For many early cases of degenerative spondylolisthesis, treatment consists of temporary bed rest, restriction of the activities that caused the onset of symptoms, pain/anti-inflammatory medications, steroid-anesthetic injections, physical therapy and/or spinal bracing.

Degenerative spondylolisthesis can be progressive, meaning the damage will continue to get worse as time goes on. In addition, degenerative spondylolisthesis can cause stenosis, a narrowing of the spinal canal and spinal cord compression. If the stenosis is severe, and all non-operative treatments have failed, surgery may be necessary.

Surgical Treatment of Degenerative Spondylolisthesis

Surgery is needed when there is persistent severe pain, or when neurological damage has occurred or non-operative treatment options have failed.

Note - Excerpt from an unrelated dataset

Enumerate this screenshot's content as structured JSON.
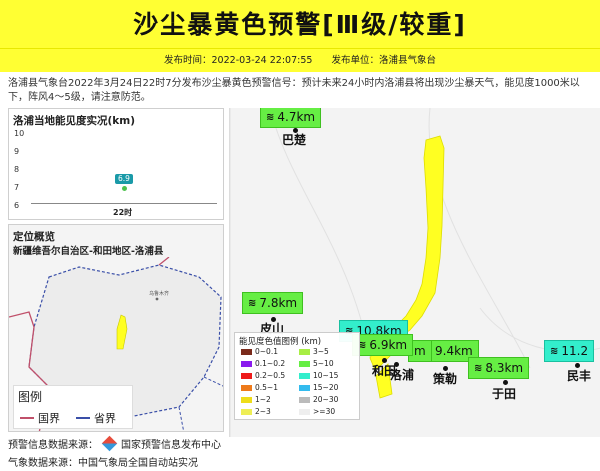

The most common surgical procedure used by Dr. Antonacci for treatment, is one he also pioneered.   It is the muscle sparing approach to interbody fusion (FLIF).   Unlike FLIF, traditional approaches detach back muscle  such as when a laminectomy is performed in combination with fusion.    Here, the spinal canal is widened by removing or trimming the laminae (roof) of the vertebrae. This is done to create more space for the nerves and relieve pressure on the spinal cord. The surgeon may also need to fuse vertebrae together. If fusion is done, various devices (like screws or interbody cages) may be implanted to enhance fusion and support the unstable spine.  Dr. Antonacci’s’ approach which is muscle sparing, has less blood loss and faster recovery times, without compromising in anyway, visualization or nerve decompression (see FAQ).